Hier eine Reportage über die Türme in Berlin und München und über die Umrüstung auf DVB-T; man verspricht sich so weniger Elektrosmog, weil die bisherige Sendeleistung erheblich eingeschränkt werden kann. Das zieht aber erst, wenn dann auch die alten analogen Sender stilgelegt werden. Insgesamt ein lesenswerter Bericht auf:

http://www.radio-journal.de/dvb-t-speci ... chland.htm

Nicht nur....

von Sylvia » 16. Januar 2007 10:30

Guten Tag Herr Jakob, das ist ein guter Aspekt, den Sie da ins Spiel bringen. Allerdings gibt es auch viele Leute, die einen solchen Turm in wenigen Km. Luftlinie in der Nähe haben, auch im Mittelland. Da besteht allerdings die Hoffnung, dass die analog verbreiteten TV-Sender in wenigen Jahren abgeschaltet werden. Gegenwärtig ist es ja so, dass diese analog wie bisher plus digital gesendet werden. Plus noch einige Radiosender hängen dort auch noch dran. Ein Beispiel für ist etwa der Sender "Engelberg", den man vor allem im Bereich Olten-Aarau-Zofingen kennt. Der sendet mit total 39kw und Zofingen und Olten sind grad mal so 4-5 km entfernt.

Mich beschäftigt das seit einiger Zeit, habe nun 20 Jahre freie Sicht auf den Turm, der von meiner Wohnung mit riesiger Fensterfront voll sichtbar ist. Werde bald umziehen und dann keine freie Sicht mehr haben, wir hoffen auf Besserung. Dagegen ist bei uns die nächste Handysendeanlage 500 Meter entfernt und nicht sichtbar.

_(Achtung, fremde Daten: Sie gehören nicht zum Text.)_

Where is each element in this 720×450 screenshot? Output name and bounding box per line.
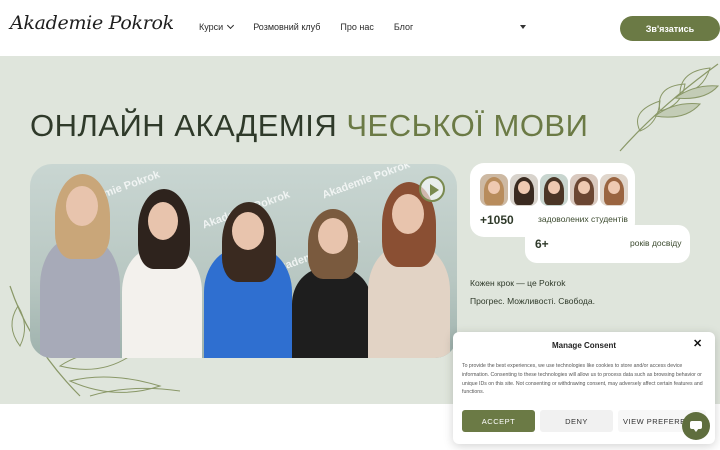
experience-label: років досвіду <box>630 238 682 248</box>
person-figure <box>292 268 372 358</box>
avatar <box>540 174 568 206</box>
hero-title-part1: ОНЛАЙН АКАДЕМІЯ <box>30 108 338 143</box>
person-head <box>66 186 98 226</box>
avatar <box>570 174 598 206</box>
contact-button[interactable]: Зв'язатись <box>620 16 720 41</box>
student-avatars <box>480 174 630 206</box>
person-head <box>392 194 424 234</box>
consent-text: To provide the best experiences, we use … <box>462 363 703 396</box>
play-icon[interactable] <box>419 176 445 202</box>
hero-title: ОНЛАЙН АКАДЕМІЯ ЧЕСЬКОЇ МОВИ <box>30 108 588 144</box>
team-photo: Akademie Pokrok Akademie Pokrok Akademie… <box>30 164 457 358</box>
tagline: Кожен крок — це Pokrok <box>470 278 566 288</box>
avatar <box>510 174 538 206</box>
deny-button[interactable]: DENY <box>540 410 613 432</box>
consent-title: Manage Consent <box>551 341 616 350</box>
chat-icon[interactable] <box>682 412 710 440</box>
students-label: задоволених студентів <box>538 214 628 224</box>
accept-button[interactable]: ACCEPT <box>462 410 535 432</box>
chevron-down-icon <box>227 21 235 30</box>
nav-item-about[interactable]: Про нас <box>340 22 373 32</box>
nav-item-label: Розмовний клуб <box>253 22 321 32</box>
site-header: Akademie Pokrok Курси Розмовний клуб Про… <box>0 0 720 56</box>
nav-item-speaking-club[interactable]: Розмовний клуб <box>253 22 320 32</box>
nav-item-courses[interactable]: Курси <box>199 21 235 32</box>
students-count: +1050 <box>480 213 514 227</box>
person-head <box>232 212 264 250</box>
avatar <box>600 174 628 206</box>
person-head <box>318 218 348 254</box>
nav-item-label: Курси <box>199 22 224 32</box>
avatar <box>480 174 508 206</box>
language-dropdown-icon[interactable] <box>520 25 526 29</box>
tagline-secondary: Прогрес. Можливості. Свобода. <box>470 296 595 306</box>
close-icon[interactable]: ✕ <box>693 339 702 350</box>
nav-item-label: Про нас <box>340 22 374 32</box>
nav-item-label: Блог <box>393 22 414 32</box>
person-head <box>148 202 178 240</box>
leaf-decoration-icon <box>619 63 720 152</box>
consent-modal: Manage Consent ✕ To provide the best exp… <box>453 332 715 444</box>
logo[interactable]: Akademie Pokrok <box>10 12 174 34</box>
experience-stat-card: 6+ років досвіду <box>525 225 690 263</box>
hero-title-part2: ЧЕСЬКОЇ МОВИ <box>346 108 589 143</box>
main-nav: Курси Розмовний клуб Про нас Блог <box>199 21 433 32</box>
nav-item-blog[interactable]: Блог <box>394 22 413 32</box>
experience-years: 6+ <box>535 237 549 251</box>
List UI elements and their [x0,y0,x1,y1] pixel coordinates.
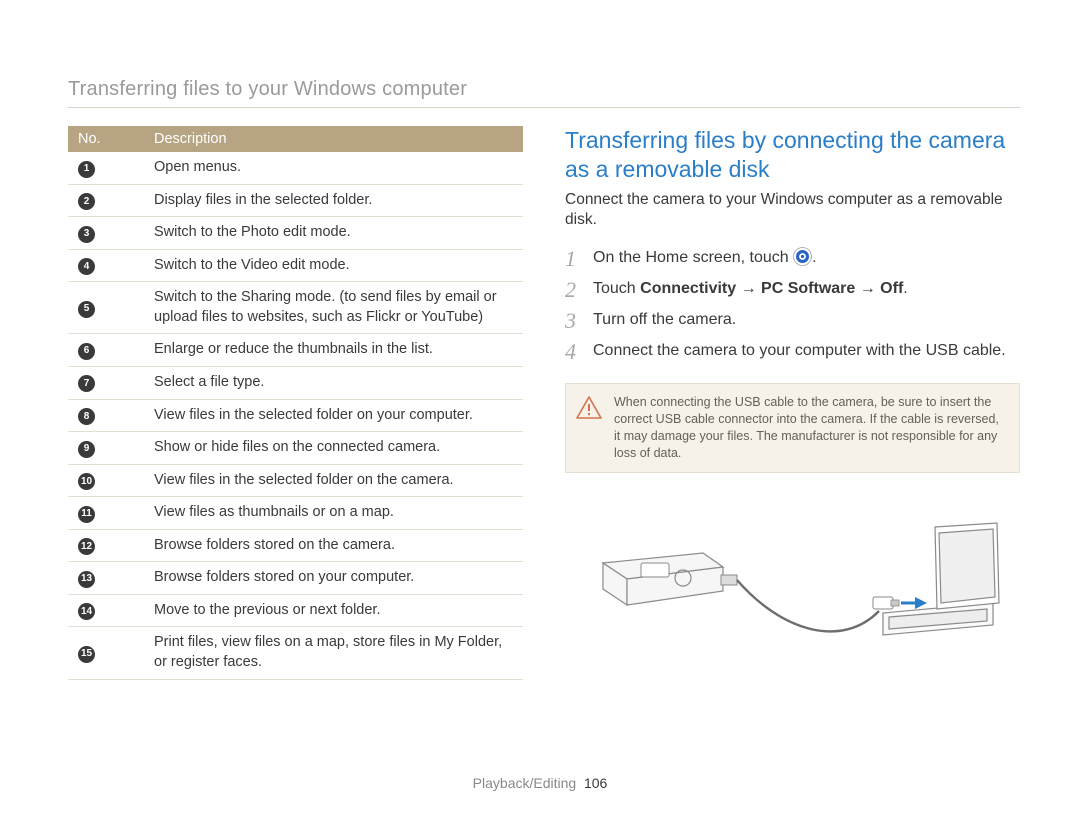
row-desc: Switch to the Sharing mode. (to send fil… [144,282,523,334]
table-row: 13 Browse folders stored on your computer… [68,562,523,595]
table-row: 14 Move to the previous or next folder. [68,594,523,627]
table-row: 3 Switch to the Photo edit mode. [68,217,523,250]
step1-prefix: On the Home screen, touch [593,249,793,266]
left-column: No. Description 1 Open menus. 2 Display fi… [68,126,523,680]
page-number: 106 [584,775,607,791]
row-desc: View files in the selected folder on you… [144,399,523,432]
row-desc: Open menus. [144,152,523,184]
row-number-icon: 4 [78,258,95,275]
table-row: 10 View files in the selected folder on t… [68,464,523,497]
manual-page: Transferring files to your Windows compu… [0,0,1080,815]
table-row: 8 View files in the selected folder on yo… [68,399,523,432]
caution-box: When connecting the USB cable to the cam… [565,383,1020,473]
two-column-layout: No. Description 1 Open menus. 2 Display fi… [68,126,1020,680]
step2-prefix: Touch [593,280,640,297]
row-number-icon: 5 [78,301,95,318]
connection-illustration [565,493,1020,663]
row-number-icon: 11 [78,506,95,523]
row-number-icon: 9 [78,441,95,458]
step-3: 3 Turn off the camera. [565,309,1020,332]
row-desc: Enlarge or reduce the thumbnails in the … [144,334,523,367]
step-number: 1 [565,247,583,270]
step2-suffix: . [903,280,907,297]
table-row: 6 Enlarge or reduce the thumbnails in the… [68,334,523,367]
row-number-icon: 1 [78,161,95,178]
section-title: Transferring files by connecting the cam… [565,126,1020,184]
row-number-icon: 8 [78,408,95,425]
th-description: Description [144,126,523,152]
step-1: 1 On the Home screen, touch . [565,247,1020,270]
row-desc: Switch to the Photo edit mode. [144,217,523,250]
right-column: Transferring files by connecting the cam… [565,126,1020,680]
table-row: 7 Select a file type. [68,366,523,399]
row-number-icon: 12 [78,538,95,555]
footer-section: Playback/Editing [473,775,577,791]
step-4: 4 Connect the camera to your computer wi… [565,340,1020,363]
step-body: On the Home screen, touch . [593,247,817,270]
row-desc: View files as thumbnails or on a map. [144,497,523,530]
row-desc: Select a file type. [144,366,523,399]
step-body: Turn off the camera. [593,309,736,332]
row-desc: Browse folders stored on the camera. [144,529,523,562]
row-number-icon: 6 [78,343,95,360]
row-desc: Print files, view files on a map, store … [144,627,523,679]
table-row: 4 Switch to the Video edit mode. [68,249,523,282]
home-icon [793,247,812,266]
row-desc: Switch to the Video edit mode. [144,249,523,282]
row-number-icon: 3 [78,226,95,243]
table-row: 9 Show or hide files on the connected cam… [68,432,523,465]
row-desc: Move to the previous or next folder. [144,594,523,627]
caution-text: When connecting the USB cable to the cam… [614,394,1005,462]
warning-triangle-icon [576,394,602,462]
table-row: 12 Browse folders stored on the camera. [68,529,523,562]
running-header: Transferring files to your Windows compu… [68,78,1020,108]
row-desc: Browse folders stored on your computer. [144,562,523,595]
step-body: Connect the camera to your computer with… [593,340,1006,363]
row-number-icon: 7 [78,375,95,392]
step-body: Touch Connectivity → PC Software → Off. [593,278,908,301]
row-number-icon: 14 [78,603,95,620]
step-number: 4 [565,340,583,363]
step-number: 3 [565,309,583,332]
step-list: 1 On the Home screen, touch . [565,247,1020,363]
table-row: 11 View files as thumbnails or on a map. [68,497,523,530]
table-row: 5 Switch to the Sharing mode. (to send fi… [68,282,523,334]
step1-suffix: . [812,249,816,266]
row-number-icon: 15 [78,646,95,663]
row-desc: Show or hide files on the connected came… [144,432,523,465]
row-desc: View files in the selected folder on the… [144,464,523,497]
description-table: No. Description 1 Open menus. 2 Display fi… [68,126,523,680]
th-no: No. [68,126,144,152]
table-row: 15 Print files, view files on a map, stor… [68,627,523,679]
table-row: 2 Display files in the selected folder. [68,184,523,217]
row-desc: Display files in the selected folder. [144,184,523,217]
step2-bold: Connectivity → PC Software → Off [640,280,903,297]
row-number-icon: 10 [78,473,95,490]
step-number: 2 [565,278,583,301]
row-number-icon: 13 [78,571,95,588]
section-intro: Connect the camera to your Windows compu… [565,190,1020,232]
table-row: 1 Open menus. [68,152,523,184]
page-footer: Playback/Editing 106 [0,775,1080,791]
step-2: 2 Touch Connectivity → PC Software → Off… [565,278,1020,301]
row-number-icon: 2 [78,193,95,210]
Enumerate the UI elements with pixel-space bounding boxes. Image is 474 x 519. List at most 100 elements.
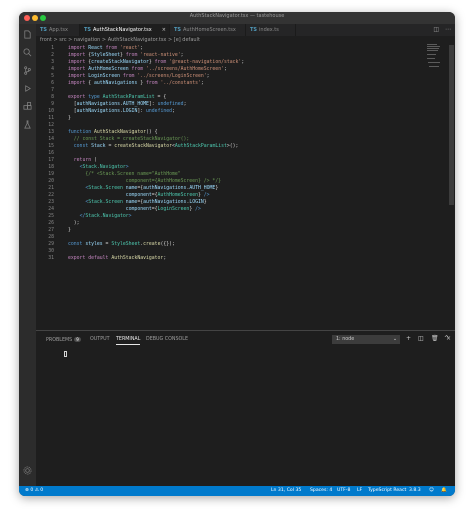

Es ist wohl der Mix, der alles ausmacht. Mit einem TV-Turm alleine gings vermutlich noch, aber dann kamen die Handymasten und DECTs dazu, die das Fass zum Ueberlaufen brachten. Bei uns gab viele Kündigungen, nicht nur deswegen, aber auch.

Re: messen lassen

von Hans-U. Jakob » 16. Januar 2007 08:36

In der Schweiz befinden sich die grossen, leistungsstarken TV- und Radio- Sendetürme ausserhalb der Siedlungsgebiete und hoch oben auf Hügeln und Bergen. Die Strahlenkeulen laufen deshalb bei näheren Anwohnern hoch oben über die Häuser hinweg und in der Ferne wo die Keulen dann Bodenberührung bekommen sind diese soweit ausgedünnt, dass sie im Vergleich zu den Handy-Antenne auf dem Nachbardächern verschwindend kleine Leistungsflussdichten aufweisen.
In der Stadt Freiburg (CH) beträgt der Anteil an hochfrequentem Elektrosmog durch Radio- und TV-Sender 5% und durch Handysender 95%. In der Stadt Bern ist das Verhältnis 10% Radio- und TV-Sender und 90% Handysender. Bitte nicht auf Mobilfunkerlügen hereinfallen, die gerade das Gegenteil dieser Verhältnisse behaupten. Wir haben schon genügend beweiskräftige Messungen gemacht.